Every few weeks sees a new political donations scandal. The system needs fundamental reform. The Institute for Constitutional and Democratic Research’s new report sets out a simple remedy: cap all political donations at a level affordable to the poorest.
The BBC keeps a running list of scandals going back to the early 1990s. The last 12 months alone have seen revelations in the Pandora Papers (special access to the prime minister for high-level donors), cash for honours (“once you pay your £3m, you get your peerage”), and Russian donations (to name but a few).
Our analysis, based on reporting by openDemocracy, charts a correlation between donations to the governing party and favourable government policy.
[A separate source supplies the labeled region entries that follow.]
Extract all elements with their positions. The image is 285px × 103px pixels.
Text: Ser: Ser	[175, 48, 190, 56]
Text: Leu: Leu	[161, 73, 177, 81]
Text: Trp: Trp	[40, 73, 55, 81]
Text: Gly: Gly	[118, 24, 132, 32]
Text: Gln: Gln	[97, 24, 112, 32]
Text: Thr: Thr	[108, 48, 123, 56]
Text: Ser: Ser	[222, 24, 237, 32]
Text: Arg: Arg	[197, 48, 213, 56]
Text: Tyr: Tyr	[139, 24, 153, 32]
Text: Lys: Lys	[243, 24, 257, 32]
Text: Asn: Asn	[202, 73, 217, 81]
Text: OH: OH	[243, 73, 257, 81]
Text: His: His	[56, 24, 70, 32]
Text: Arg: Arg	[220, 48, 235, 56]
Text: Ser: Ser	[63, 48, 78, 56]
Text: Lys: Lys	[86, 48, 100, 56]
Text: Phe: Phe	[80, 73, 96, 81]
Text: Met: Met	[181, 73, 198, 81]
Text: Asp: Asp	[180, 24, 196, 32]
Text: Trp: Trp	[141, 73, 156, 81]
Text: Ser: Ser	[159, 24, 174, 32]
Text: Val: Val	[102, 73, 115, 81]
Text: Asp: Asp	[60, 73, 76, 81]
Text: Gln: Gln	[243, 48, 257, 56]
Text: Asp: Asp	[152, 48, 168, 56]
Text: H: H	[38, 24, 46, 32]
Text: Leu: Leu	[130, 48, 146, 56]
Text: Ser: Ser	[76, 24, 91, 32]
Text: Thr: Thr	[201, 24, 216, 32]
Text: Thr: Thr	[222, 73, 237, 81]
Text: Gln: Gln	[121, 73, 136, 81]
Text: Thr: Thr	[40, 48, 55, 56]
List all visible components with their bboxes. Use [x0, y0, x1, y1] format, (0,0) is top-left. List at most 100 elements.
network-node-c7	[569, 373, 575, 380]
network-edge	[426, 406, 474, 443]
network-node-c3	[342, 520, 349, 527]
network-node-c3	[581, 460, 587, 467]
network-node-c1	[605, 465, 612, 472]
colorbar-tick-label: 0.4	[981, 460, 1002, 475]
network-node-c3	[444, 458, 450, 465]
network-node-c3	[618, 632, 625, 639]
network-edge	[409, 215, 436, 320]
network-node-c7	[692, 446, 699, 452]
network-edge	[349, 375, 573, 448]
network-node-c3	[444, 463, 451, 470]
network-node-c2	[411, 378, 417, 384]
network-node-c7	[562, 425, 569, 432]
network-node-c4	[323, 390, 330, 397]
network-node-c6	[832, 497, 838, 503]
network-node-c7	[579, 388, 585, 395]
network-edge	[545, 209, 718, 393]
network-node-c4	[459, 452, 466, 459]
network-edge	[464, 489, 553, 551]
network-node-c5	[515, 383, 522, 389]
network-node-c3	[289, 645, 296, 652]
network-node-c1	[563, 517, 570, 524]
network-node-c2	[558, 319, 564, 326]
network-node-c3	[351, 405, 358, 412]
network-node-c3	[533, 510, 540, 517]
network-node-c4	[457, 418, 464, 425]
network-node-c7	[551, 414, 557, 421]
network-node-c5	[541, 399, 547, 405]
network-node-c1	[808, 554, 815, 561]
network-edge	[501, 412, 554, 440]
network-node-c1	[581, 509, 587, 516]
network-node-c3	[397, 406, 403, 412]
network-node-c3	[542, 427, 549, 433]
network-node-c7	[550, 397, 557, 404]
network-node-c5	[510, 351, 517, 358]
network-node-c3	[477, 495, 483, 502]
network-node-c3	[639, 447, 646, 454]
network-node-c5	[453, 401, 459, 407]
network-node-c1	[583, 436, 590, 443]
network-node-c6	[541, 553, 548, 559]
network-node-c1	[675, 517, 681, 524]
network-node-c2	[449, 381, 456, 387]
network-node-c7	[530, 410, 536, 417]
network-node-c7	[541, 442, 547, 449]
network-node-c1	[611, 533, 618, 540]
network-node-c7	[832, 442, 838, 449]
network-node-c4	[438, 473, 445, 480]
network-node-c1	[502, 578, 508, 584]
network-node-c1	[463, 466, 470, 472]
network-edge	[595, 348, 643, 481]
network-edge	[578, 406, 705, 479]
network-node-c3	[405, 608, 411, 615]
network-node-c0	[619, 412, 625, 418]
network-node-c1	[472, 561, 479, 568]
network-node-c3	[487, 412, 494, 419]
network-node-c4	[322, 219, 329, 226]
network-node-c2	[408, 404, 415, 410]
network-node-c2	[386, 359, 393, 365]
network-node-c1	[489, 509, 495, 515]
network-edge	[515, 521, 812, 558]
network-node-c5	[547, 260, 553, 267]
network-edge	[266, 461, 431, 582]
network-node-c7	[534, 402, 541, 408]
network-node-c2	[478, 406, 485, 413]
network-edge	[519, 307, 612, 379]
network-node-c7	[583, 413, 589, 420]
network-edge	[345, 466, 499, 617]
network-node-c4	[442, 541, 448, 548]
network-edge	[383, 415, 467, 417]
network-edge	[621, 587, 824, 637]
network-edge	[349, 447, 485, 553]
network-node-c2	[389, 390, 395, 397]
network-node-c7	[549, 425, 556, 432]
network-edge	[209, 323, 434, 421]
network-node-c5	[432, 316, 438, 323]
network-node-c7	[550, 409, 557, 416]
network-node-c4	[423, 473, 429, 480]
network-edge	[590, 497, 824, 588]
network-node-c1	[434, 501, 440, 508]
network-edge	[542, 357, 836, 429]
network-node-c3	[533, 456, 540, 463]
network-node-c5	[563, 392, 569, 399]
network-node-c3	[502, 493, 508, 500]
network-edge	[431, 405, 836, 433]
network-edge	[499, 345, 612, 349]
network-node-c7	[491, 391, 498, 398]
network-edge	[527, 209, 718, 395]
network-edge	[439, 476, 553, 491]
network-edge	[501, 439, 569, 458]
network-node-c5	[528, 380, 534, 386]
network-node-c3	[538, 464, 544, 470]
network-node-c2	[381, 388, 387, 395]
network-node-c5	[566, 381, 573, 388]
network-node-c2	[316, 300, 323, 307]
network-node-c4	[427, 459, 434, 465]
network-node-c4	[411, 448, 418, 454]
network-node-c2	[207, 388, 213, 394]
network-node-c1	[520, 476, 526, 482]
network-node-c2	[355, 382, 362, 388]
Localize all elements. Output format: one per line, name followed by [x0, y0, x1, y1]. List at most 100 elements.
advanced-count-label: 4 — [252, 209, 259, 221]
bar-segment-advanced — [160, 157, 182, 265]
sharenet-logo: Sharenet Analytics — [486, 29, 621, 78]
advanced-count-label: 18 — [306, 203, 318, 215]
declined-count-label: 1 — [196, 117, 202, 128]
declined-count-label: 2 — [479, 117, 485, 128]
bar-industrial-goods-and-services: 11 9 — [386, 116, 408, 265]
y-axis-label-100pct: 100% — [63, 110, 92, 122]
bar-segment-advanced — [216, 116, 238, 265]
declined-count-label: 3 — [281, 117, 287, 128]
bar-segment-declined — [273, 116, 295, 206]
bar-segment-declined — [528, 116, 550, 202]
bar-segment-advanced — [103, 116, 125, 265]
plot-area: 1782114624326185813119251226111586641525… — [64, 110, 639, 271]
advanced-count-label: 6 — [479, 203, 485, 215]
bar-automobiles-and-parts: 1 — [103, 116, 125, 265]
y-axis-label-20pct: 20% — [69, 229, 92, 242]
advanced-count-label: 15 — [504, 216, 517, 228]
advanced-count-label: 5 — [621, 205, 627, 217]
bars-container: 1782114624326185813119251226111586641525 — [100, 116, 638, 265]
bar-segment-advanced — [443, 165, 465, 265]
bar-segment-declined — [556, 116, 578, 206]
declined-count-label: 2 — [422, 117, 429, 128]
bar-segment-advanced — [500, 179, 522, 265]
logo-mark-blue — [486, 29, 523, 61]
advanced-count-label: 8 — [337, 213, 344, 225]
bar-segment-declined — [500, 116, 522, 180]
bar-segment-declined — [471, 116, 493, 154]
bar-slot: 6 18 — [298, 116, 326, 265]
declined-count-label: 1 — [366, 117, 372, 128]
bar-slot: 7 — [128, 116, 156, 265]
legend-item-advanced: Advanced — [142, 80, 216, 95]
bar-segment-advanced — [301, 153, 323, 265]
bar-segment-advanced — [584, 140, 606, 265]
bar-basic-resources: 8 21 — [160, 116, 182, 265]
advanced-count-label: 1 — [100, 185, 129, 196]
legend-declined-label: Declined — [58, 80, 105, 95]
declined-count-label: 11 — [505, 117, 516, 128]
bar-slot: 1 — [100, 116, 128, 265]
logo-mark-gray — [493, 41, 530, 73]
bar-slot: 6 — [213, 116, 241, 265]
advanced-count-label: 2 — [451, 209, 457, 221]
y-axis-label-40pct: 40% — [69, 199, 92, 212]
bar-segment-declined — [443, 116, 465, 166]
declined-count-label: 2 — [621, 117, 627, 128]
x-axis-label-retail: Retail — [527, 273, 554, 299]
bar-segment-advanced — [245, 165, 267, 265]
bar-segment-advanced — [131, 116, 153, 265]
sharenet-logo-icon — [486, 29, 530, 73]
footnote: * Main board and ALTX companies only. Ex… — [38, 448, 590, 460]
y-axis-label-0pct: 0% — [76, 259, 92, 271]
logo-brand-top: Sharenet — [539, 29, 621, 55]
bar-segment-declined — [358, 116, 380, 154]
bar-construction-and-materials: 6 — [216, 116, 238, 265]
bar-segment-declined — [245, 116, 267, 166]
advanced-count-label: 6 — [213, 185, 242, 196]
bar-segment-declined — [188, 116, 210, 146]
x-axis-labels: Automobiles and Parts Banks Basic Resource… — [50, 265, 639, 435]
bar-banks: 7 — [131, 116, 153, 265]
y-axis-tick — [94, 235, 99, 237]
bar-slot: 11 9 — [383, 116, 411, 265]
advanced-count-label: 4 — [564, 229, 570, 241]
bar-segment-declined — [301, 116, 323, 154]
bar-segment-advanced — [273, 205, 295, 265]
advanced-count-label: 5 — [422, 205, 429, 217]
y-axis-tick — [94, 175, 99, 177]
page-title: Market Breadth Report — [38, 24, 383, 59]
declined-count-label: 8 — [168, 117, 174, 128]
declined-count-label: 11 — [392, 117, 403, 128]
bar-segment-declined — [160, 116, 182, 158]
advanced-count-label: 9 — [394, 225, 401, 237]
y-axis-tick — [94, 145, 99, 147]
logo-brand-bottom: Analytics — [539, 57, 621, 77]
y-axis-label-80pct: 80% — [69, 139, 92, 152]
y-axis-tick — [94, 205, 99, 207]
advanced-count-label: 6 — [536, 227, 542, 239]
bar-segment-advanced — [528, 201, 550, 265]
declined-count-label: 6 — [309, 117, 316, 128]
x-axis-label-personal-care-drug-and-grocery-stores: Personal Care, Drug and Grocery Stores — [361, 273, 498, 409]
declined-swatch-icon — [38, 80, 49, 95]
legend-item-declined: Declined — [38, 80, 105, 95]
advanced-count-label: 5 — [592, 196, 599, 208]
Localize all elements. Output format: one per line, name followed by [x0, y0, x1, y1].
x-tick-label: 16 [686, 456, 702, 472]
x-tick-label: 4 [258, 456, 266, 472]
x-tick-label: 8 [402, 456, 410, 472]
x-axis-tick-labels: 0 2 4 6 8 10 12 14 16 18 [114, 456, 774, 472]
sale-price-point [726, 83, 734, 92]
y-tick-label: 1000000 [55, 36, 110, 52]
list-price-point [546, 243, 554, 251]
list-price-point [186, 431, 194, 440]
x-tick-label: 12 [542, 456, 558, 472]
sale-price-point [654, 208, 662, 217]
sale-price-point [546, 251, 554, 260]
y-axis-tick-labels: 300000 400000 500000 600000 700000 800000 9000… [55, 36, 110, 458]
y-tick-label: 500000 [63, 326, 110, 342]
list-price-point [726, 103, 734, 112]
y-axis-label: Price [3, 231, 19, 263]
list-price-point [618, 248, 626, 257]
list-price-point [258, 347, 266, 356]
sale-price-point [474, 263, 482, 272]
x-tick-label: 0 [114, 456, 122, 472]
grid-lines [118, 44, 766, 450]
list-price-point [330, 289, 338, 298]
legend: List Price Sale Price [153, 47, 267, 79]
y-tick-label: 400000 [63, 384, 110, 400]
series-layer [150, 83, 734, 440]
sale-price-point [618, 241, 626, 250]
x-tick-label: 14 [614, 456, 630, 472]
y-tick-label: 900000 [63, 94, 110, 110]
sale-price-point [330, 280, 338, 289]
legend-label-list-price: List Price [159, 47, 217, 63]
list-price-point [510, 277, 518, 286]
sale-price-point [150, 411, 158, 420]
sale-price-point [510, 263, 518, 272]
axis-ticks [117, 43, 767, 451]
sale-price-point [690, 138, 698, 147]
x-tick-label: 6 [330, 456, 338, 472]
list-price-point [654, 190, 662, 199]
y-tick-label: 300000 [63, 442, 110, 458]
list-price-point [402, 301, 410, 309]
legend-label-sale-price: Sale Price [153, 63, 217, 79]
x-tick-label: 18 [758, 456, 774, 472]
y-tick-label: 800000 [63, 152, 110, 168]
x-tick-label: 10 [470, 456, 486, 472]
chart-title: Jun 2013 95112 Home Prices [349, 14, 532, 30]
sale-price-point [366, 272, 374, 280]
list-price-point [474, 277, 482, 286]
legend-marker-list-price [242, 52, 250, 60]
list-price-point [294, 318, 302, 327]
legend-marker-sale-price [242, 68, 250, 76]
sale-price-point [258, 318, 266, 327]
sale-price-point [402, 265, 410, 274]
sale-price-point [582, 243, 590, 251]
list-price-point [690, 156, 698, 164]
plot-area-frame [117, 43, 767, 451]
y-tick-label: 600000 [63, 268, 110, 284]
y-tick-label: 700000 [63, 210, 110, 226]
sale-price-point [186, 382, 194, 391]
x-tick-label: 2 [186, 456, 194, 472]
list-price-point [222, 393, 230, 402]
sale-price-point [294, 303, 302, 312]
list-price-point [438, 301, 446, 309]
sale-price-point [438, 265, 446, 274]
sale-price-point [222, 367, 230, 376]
Property developers gave more than £60m between 2010 and 2020. They received indirect subsidies of around £50bn during the same period. New laws made it easier for developers to get projects approved (even against opposition from local people) and inflated the cost of housing. From 2010 to 2019 the governing party received £3.5m from Russian-linked donors. During that time “the UK government… actively avoided looking for evidence that Russia interfered [in the UK’s democratic processes]”. Ministers blocked weapons sales to Ukraine against the advice of army chiefs. More than £1m from donors with interests in fossil fuels correlates with authorisations for new oil exploration in the North Sea and (despite the “net zero” rhetoric) and the highest fossil-fuel subsidies in the G20.